11 eylül saldırılarında kız kardeşini kaybeden klitzman'ın depresyona girmesi, psikiyatr olmasına rağmen bunu teşhis edememesi ve depresyonda olduğunu fark ettikten sonra sürecin hasta açısından nasıl olduğunu deneyimlemesiyle ve aslında her şeyin hayal ettiğinden ne kadar farklı olduğunu idrak etmesiyle başlayan kitap, çeşitli ve çoğu ölümcül hastalıklara yakalanan doktorların kendi hastalıklarını teşhis etmekte geç kalmalarıyla, bire bir kendi uzmanlık alanları olmasına rağmen ilk işaretleri görememeleriyle ve neredeyse hepsinin etraflarındaki insanların baskısıyla ya da ciddi semptomlardan sonra hastaneye gitmeleriyle devam ediyor. meme kanseri teşhisi konulan bir doktorun şu sözleri konuyu özetler sanıyorum:
"it’s arrogance: ‘i’m a doctor, i’m protected.’ it’s a myth: ‘i know how to take care of myself and diagnose my problems.’ doctors think it will never happen to them. but that is such a mistake. because it can and probably will happen."
kitap boyunca kendi kendilerini tedavi etmeye kalkışmaları, en huysuz hastalarından daha huysuz hale gelmeleri, hemşirelere davranış şekilleri, dertlerini doktorlarına tam olarak anlatmadan sadece ipuçları verip "bakalım hastalığı teşhis edebiliyorlar mı" diye doktorlarının yeteneklerini test etmeleri (gerçi bunu ben de yapardım muhtemelen) kiminin test sonuçlarını görmeyi reddetmesi gibi hiç beklemediğim birçok irrasyonel tutumu benimseyen doktorlar ara ara yuh dedirttiler. eğitimli ve konuya hakim bir kitlenin daha yapıcı ve sakin davranmasını beklerdim açıkçası. doktorlar bile böyleyse biz sade vatandaşların manyaklaşması daha anlaşılır gelmeye başladı.
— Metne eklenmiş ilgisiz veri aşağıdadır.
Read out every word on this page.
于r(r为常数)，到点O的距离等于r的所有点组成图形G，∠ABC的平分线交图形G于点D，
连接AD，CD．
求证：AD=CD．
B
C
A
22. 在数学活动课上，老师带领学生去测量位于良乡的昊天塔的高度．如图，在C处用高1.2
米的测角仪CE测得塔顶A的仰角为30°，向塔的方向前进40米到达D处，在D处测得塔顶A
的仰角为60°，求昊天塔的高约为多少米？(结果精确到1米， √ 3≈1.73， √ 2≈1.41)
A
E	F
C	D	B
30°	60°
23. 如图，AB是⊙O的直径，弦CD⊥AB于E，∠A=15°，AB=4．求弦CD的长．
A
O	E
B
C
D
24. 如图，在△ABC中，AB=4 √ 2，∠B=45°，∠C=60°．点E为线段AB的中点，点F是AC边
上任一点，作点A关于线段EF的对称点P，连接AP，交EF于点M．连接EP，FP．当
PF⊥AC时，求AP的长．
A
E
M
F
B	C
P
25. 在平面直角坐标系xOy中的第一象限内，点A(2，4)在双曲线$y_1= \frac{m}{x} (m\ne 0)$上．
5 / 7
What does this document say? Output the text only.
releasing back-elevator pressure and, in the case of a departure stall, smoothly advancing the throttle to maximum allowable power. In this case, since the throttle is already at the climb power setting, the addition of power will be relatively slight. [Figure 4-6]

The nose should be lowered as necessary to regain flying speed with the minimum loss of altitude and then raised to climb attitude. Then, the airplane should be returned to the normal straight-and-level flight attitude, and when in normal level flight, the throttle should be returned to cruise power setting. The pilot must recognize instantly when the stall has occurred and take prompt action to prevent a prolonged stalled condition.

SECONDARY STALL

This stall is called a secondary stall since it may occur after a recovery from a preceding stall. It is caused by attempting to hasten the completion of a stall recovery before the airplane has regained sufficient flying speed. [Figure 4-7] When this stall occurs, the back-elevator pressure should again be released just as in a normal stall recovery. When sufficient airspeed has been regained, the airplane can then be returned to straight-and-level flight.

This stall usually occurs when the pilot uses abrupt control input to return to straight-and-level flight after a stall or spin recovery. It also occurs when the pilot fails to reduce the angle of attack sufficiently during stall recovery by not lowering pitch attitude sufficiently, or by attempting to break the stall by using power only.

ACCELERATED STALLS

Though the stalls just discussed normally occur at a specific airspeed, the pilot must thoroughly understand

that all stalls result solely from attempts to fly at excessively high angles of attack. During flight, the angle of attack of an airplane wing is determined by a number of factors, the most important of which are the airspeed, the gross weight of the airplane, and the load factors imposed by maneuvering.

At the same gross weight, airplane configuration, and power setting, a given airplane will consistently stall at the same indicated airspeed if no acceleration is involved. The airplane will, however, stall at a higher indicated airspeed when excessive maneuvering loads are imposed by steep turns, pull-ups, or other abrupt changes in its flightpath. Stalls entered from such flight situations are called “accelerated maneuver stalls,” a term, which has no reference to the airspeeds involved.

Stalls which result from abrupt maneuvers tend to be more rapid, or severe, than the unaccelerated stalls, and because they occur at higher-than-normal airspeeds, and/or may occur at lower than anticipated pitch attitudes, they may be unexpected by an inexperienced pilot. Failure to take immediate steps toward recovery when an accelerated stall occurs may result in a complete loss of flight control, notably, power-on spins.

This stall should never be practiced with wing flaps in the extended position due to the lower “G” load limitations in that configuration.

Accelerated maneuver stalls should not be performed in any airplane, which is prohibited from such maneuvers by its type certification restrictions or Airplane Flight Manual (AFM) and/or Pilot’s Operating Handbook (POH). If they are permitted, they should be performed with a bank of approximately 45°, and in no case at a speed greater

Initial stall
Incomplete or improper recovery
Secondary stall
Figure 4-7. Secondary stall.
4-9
bazı yerlerde de ciddi ciddi moralim bozuldu. hiv pozitif bir doktor hastalığı ilerledikçe koşuya çıkamaz hale gelir ve bu konuda yapabileceği bir şey olup olmadığını kendi doktoruna sorar; ancak doktoru bunu önemsemez "bunu mu dert ettin şimdi" benzeri laflar eder. hayatı koşmak ve hareket olan biri olduğum için en çok empati yaptığım hasta bu oldu. bu konuda şöyle demiş, aşırı empatiden dudaklarım titreyerek okudum: "running meant everything to me. it was how i got out my frustration and anger. i got a runner’s high. it was an escape. but my aerobic capacity went down. my internist didn’t take that as seriously as i wanted. she’d say, ‘you’re such a jock!’ i often felt that if i couldn’t run, i’d just as soon die. in childhood, i felt bad that i couldn’t do anything athletic."